Canada is connected to the U.S. power grid.

climanrecon
August 16, 2017 3:13 am

“That means wind and solar power have a distinct advantage over fossil fuels, since it costs them virtually nothing to produce an extra unit of power”
That is very sloppy language, it is that wind and solar can never produce an EXTRA unit of power that is their major weakness, and sources that can produce extra when required should be paid extra for that key characteristic.

Griff
Reply to  climanrecon
August 16, 2017 4:47 am

Very advanced and accurate forecasting means the UK knows exactly when wind and solar will and won’t produce, so the fossil fuel is turned up or down in good time. But then pumped storage, hydro and demand management and batteries are used for small variations/frequency response…

Reply to  Griff
August 16, 2017 6:06 am

Griff that is a complete load of crap. There is no way to predict when the wind will blow and how hard or when a cloud will block the sun.

Snarling Dolphin
Reply to  Griff
August 16, 2017 7:02 am

Can wind and solar providers forecast in a very accurate and advanced way how many kilowatt hours they’ll be able to produce in a year? If so, they should be required to do so.
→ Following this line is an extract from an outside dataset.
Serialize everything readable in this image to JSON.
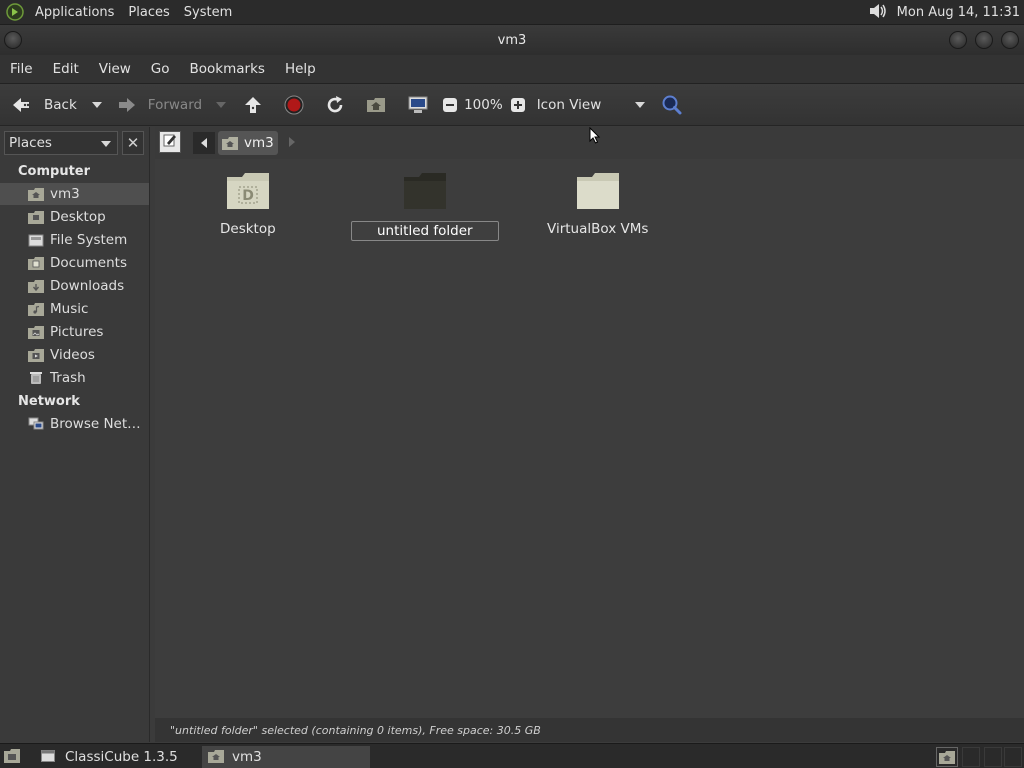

If not, we’re all being forced to gamble for their benefit. I’d sooner take my chances of winning in Vegas. Better odds.

David A
Reply to  Griff
August 16, 2017 7:29 am

They do not know exactly. Sheesh!
Beyond that this dramatically raises the cost of base load providers!!!!

MarkW
Reply to  Griff
August 16, 2017 7:40 am

Griff, as always, you are lying.
The idea that we can tell, 24 hours in advance, exactly what the wind speed at any location will be is nonsense.
The idea that we can tell 24 hours in advance exactly where every cloud in the country will be located is nonsense.

Griff
Reply to  Griff
August 16, 2017 7:41 am

Matt
https://www.theguardian.com/environment/2013/dec/20/strictly-come-dancing-bbc-national-grid
This is a quote from the head of K’s National Grid
“”When we first got wind on the grid we had a few choppy days, but we are managing it very well now,” he says. “Our forecasting is very good.”
The grid gets useful wind forecasts 10 days ahead, and 24 hours ahead can predict the amount of electricity that will be generated to within 4%. Earlier in December, a wind power record was set of 6GW – equivalent to six big power stations and 14% of all electricity at the time – and the grid then managed a 2.5GW dropoff over a few hours as winds surpassed safety limits in many places.
“I don’t see an upper limit to how much wind we can accommodate [on the grid]”, says Williams, who also notes that 86% of payments to companies to stop generating when the grid is getting overloaded go to coal and gas, not wind. National Grid, whose charges make up about 4% of electricity bills, has also seen the traditional evening lighting peak lowered by the widespread use of low energy bulbs.”
I believe that forecasting has improved since the article was published in 2013.

Reply to  Griff
August 17, 2017 4:15 pm

“demand management” … he he he
Hey Norbert, we won’t be able to ramp up in time … enact that demand management strategy that we talked about at the last operations management meeting.

Reply to  Griff
August 17, 2017 4:17 pm

One of my grandfather’s jobs in the rural he lived in was to help out with demand management.
He shut down the power plant at 10:00 every night.

MarkW
August 16, 2017 7:22 am

First we subsidize and make mandatory a highly variable source of power, the existence of which makes existing power plants unprofitable. Then we subsidize the now unprofitable generators because without them the entire electric grid will collapse.
IE, the solution to any problem caused by government, will always be more government.

Robert of Texas
August 16, 2017 10:26 am

STOP THE SUBSIDIES TO ALL POWER GENERATION. Let the market sort it out.
There, problem solved.

dlwatib
August 23, 2017 9:35 am

This will come back to haunt the coal industry if they insist on this. It will spur the installation of large battery farms in conjunction with solar and wind, thus turning them from intermittent sources to on-demand sources. Coal is screwed either way.